Over the next few years, I moved on to the at-home kit solution. This alternative was much cheaper and took less time than a salon visit, but I’d forgotten that I’m a klutz. My hair got coloured all right, but so did everything else in the bathroom. Eventually I was back to enlisting my husband’s help. While he was certainly much neater, his patience with this chore faded over time, and so did mine.
It was after one ill-advised attempt to go blond that I threw in the towel — literally. My hair was an unholy trinity of yellow, brown and grey.
“My hair looks like roadkill,” I complained to my husband. “You want to know the truth?” I asked.
“Ah….”
“The big clock in the sky ticks for everyone!”
I launched into a protracted speech about conforming to an ideal prescribed by a youth-obsessed culture. “Why am I effectively apologizing for and masking the authentic me?” I demanded. I was tired of hiding behind artificial hair colour in order to protect my feelings about how other people would judge me if they saw me as someone getting older. Why couldn’t aging be considered beautiful, or at least a process that represents experience, wisdom and proof that we have managed the accomplishment of living this long?
I decided my grey hair was a lightning rod challenging me to determine how I was going to deal with aging from my forties onward. Was I going to fight the march of time with every possible modification or was it possible to achieve some degree of acceptance along the way and make peace with my true self?
Taking the plunge
The big unknown was how the grey hair would grow in. Would it be a nice snowy white or dingy and yellow? Would I have grey in ribbons, white patches over my ears, or worse, one solitary skunk streak down the middle? After going grey, would I need only a pink polyester suit, pearls and a white purse to complete the senior citizen picture?
The time had come to stop obsessing and take the plunge; after all, it was only hair. I grew it out a little longer and then went cold turkey with a really short cut to start with a clean slate. Guess what? I liked it well enough. It grew in salt and pepper all over — a look that was uniquely mine. The grey hairs were a bright white and everything that grew in was healthier, shinier, and not fried by chemicals anymore. The false veneer had been stripped away and my hair seemed to be lit from within. My kids, by this time 10 and eight, didn’t really care. My husband liked it and said he was glad I was doing what was right for me. After all, if I could accept that he was going bald, he could accept my grey.
My hairdresser said it was great that I was confident enough to pull it off. As for others, most people didn’t seem to notice, or perhaps they were just being polite not to say anything. A platinum blond friend I hadn’t seen for a few weeks noticed the big change right away and was very complimentary.

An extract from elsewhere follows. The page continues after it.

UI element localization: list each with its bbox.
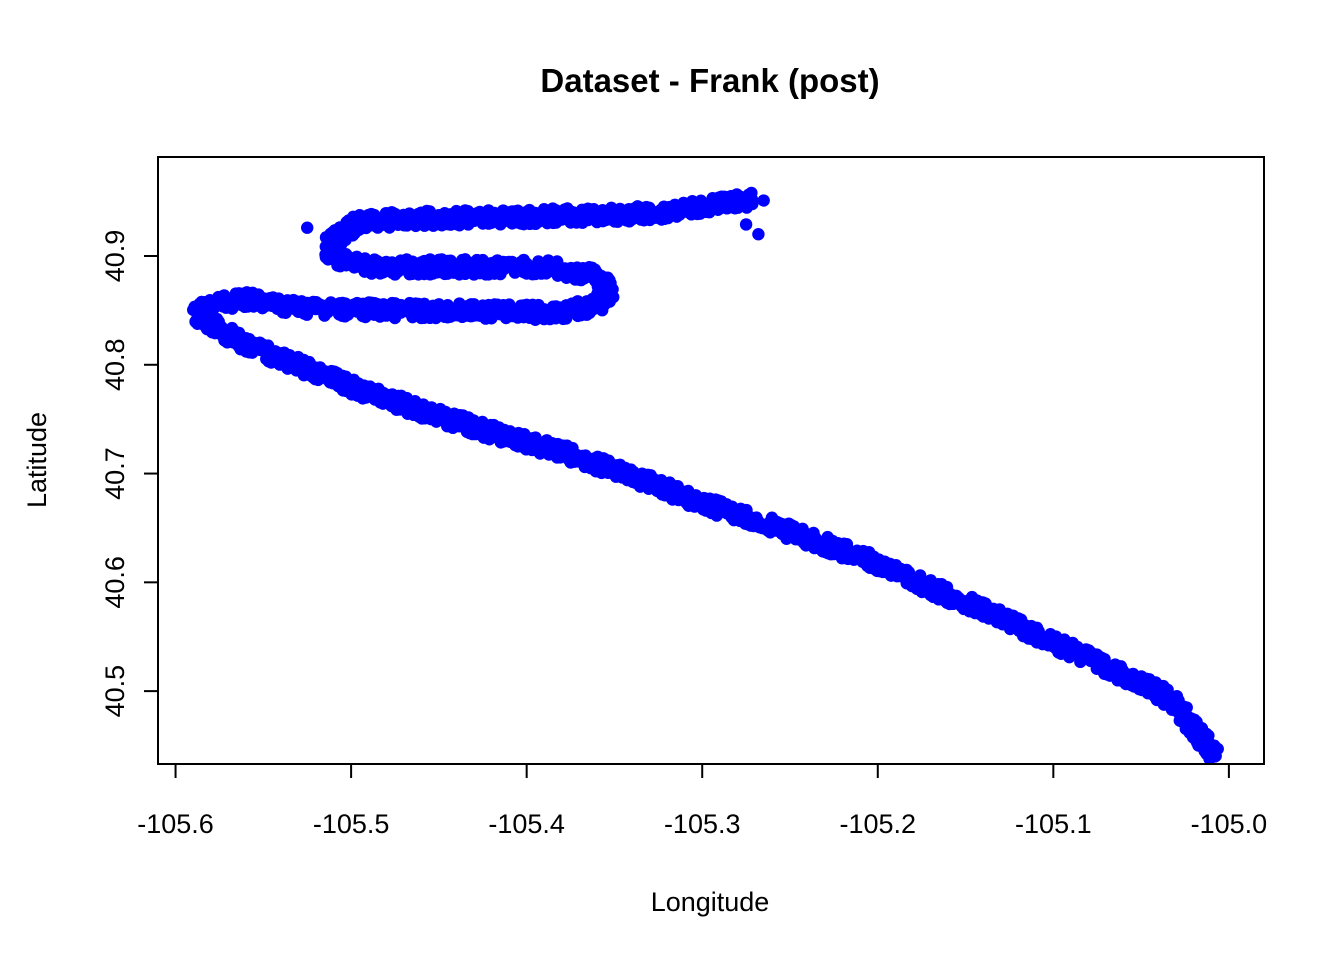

It’s now seven years later, and sometimes I wonder how long it will be before I am completely white. At 45, my hair is still salt and pepper, with a shift to a bit more salt than before, but it is changing gradually on its own schedule. I wince a little when the clerk at the drugstore calls me “ma’am” because I think she is reacting solely to my hair colour. Some women have been outright unkind and blurted out that they could never stop colouring their hair lest they would look terrible. Who knows, maybe they would!
But imagine if they all had the guts to go grey: How many would discover their natural beauty and be happier accepting themselves for who they really are?